Life just seems so different now. I'm not happy but I'm not sad, life isn't boring but it's not interesting either. I'm always annoyed with people and I sometimes just feel like just sleeping everything away or completely shutting down so I don't have to deal with things. I honestly don't know what any of this means, like i don't think I'm depressed because I'm not sad, but I'm not happy either. Ever since my panic attack, days have just been sort of running into each other and I can't really distinguish what happened when anymore.
Hi CodySmith, I am not saying you are depressed but depression isn't always about being sad. It can be a general emotional numbness, lack of interest in everything, a sort of 'colorlessness' about life where once there was vibrant color everything now seems just grey and blah. Wanting to sleep a lot, increased irritablity, being annoyed by small things can also be signs. You mention a panic attack, and anxiety and depression are often closely intertwined. I would visit a mental health provider for a screening for depression. He or she should be able to give you some clarity, rule out depression if that isn't what's going on, and offer options if you may be struggling with depression. And as a side note, depression is a treatable illness...many effective treatments are available. I hope this is helpful. All the best to you!
I agree with Moonsparkle. I am bipolar, so have dealt with the highs as well as the lows. When I'm at a low (depressed), I just have the general "meh" feeling about everything. I don't care how I look, I don't care what I do, I just sort of let life's waves throw me about, if that makes sense? I agree that you should speak to a mental health professional about this. I hope you feel better soon though. We're all here for you if you need to talk (*hug*)
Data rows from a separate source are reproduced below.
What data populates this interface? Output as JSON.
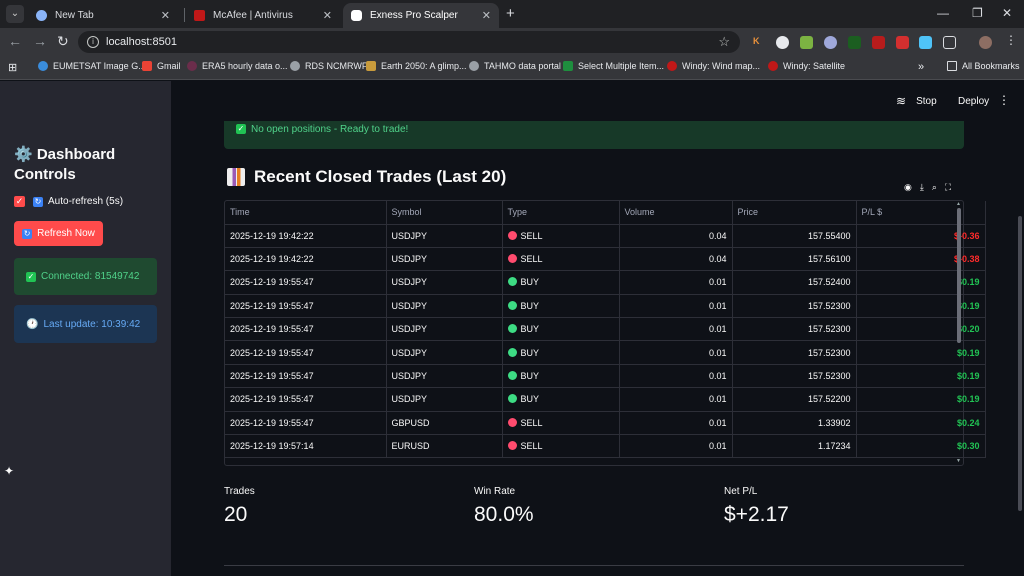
{
  "browser": {
    "tabs": [
      {
        "title": "New Tab",
        "favicon_color": "#8ab4f8"
      },
      {
        "title": "McAfee | Antivirus",
        "favicon_color": "#c01818"
      },
      {
        "title": "Exness Pro Scalper",
        "favicon_color": "#ffffff"
      }
    ],
    "url": "localhost:8501",
    "bookmarks": [
      {
        "label": "EUMETSAT Image G...",
        "color": "#3a8ddd"
      },
      {
        "label": "Gmail",
        "color": "#ea4335"
      },
      {
        "label": "ERA5 hourly data o...",
        "color": "#6b2d4b"
      },
      {
        "label": "RDS NCMRWF",
        "color": "#9aa0a6"
      },
      {
        "label": "Earth 2050: A glimp...",
        "color": "#c89b3c"
      },
      {
        "label": "TAHMO data portal",
        "color": "#9aa0a6"
      },
      {
        "label": "Select Multiple Item...",
        "color": "#1e8e3e"
      },
      {
        "label": "Windy: Wind map...",
        "color": "#c01818"
      },
      {
        "label": "Windy: Satellite",
        "color": "#c01818"
      }
    ],
    "all_bookmarks": "All Bookmarks"
  },
  "header": {
    "stop_label": "Stop",
    "deploy_label": "Deploy"
  },
  "sidebar": {
    "title_line1": "⚙️ Dashboard",
    "title_line2": "Controls",
    "auto_refresh_label": "Auto-refresh (5s)",
    "refresh_button": "Refresh Now",
    "connected": "Connected: 81549742",
    "last_update": "Last update: 10:39:42"
  },
  "main": {
    "positions_alert": "No open positions - Ready to trade!",
    "trades_title": "Recent Closed Trades (Last 20)",
    "columns": [
      "Time",
      "Symbol",
      "Type",
      "Volume",
      "Price",
      "P/L $"
    ],
    "rows": [
      {
        "time": "2025-12-19 19:42:22",
        "symbol": "USDJPY",
        "type": "SELL",
        "volume": "0.04",
        "price": "157.55400",
        "pl": "$-0.36"
      },
      {
        "time": "2025-12-19 19:42:22",
        "symbol": "USDJPY",
        "type": "SELL",
        "volume": "0.04",
        "price": "157.56100",
        "pl": "$-0.38"
      },
      {
        "time": "2025-12-19 19:55:47",
        "symbol": "USDJPY",
        "type": "BUY",
        "volume": "0.01",
        "price": "157.52400",
        "pl": "$0.19"
      },
      {
        "time": "2025-12-19 19:55:47",
        "symbol": "USDJPY",
        "type": "BUY",
        "volume": "0.01",
        "price": "157.52300",
        "pl": "$0.19"
      },
      {
        "time": "2025-12-19 19:55:47",
        "symbol": "USDJPY",
        "type": "BUY",
        "volume": "0.01",
        "price": "157.52300",
        "pl": "$0.20"
      },
      {
        "time": "2025-12-19 19:55:47",
        "symbol": "USDJPY",
        "type": "BUY",
        "volume": "0.01",
        "price": "157.52300",
        "pl": "$0.19"
      },
      {
        "time": "2025-12-19 19:55:47",
        "symbol": "USDJPY",
        "type": "BUY",
        "volume": "0.01",
        "price": "157.52300",
        "pl": "$0.19"
      },
      {
        "time": "2025-12-19 19:55:47",
        "symbol": "USDJPY",
        "type": "BUY",
        "volume": "0.01",
        "price": "157.52200",
        "pl": "$0.19"
      },
      {
        "time": "2025-12-19 19:55:47",
        "symbol": "GBPUSD",
        "type": "SELL",
        "volume": "0.01",
        "price": "1.33902",
        "pl": "$0.24"
      },
      {
        "time": "2025-12-19 19:57:14",
        "symbol": "EURUSD",
        "type": "SELL",
        "volume": "0.01",
        "price": "1.17234",
        "pl": "$0.30"
      }
    ],
    "metrics": [
      {
        "label": "Trades",
        "value": "20"
      },
      {
        "label": "Win Rate",
        "value": "80.0%"
      },
      {
        "label": "Net P/L",
        "value": "$+2.17"
      }
    ]
  },
  "colors": {
    "accent": "#ff4b4b",
    "loss": "#ff2b2b",
    "profit": "#21c354",
    "sell_dot": "#ff4b6e",
    "buy_dot": "#3ddc84"
  }
}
If you aren't growing, you're dying. Tony Robbins said that or perhaps he was quoting someone. I take that to mean in life you can get stuck in a vicious cycle of apathy which leads to inaction which leads to more apathy. Or you can be in a virtuous cycle where action leads to growth which leads to more action. We can create action through our words. Words can shape the world we live in. That sounds like a platitude, but I want to be real and honest. When I get stuck in a vicious cycle, then I usually have two sticks of "dynamite" that I would use to create action on my part. The goal is to create sustainable energy which motivates us to continue living well. The first stick of dynamite I would use is laughter. Eliminate distractions and laugh your ass off. Watch a comedy special without looking at your phone and drop any cynicism you may have. Fully engage yourself into laughter for a good hour. Laugh until it hurts. Once you have done that, then you should try to examine your problems. The second stick of dynamite I use is cold showers. I just jump in face first and stay in as long as I can bear. My record is two minutes but usually it is less than thirty seconds. After that I will lather up with the water off and rinse off with cold water again. In order for me to be happy, i need to avoid social media and have a clean house. I just learned this about myself. Victory is close it just never seems that way. These are just ideas. If you happen to try one, please let me know if it works for you.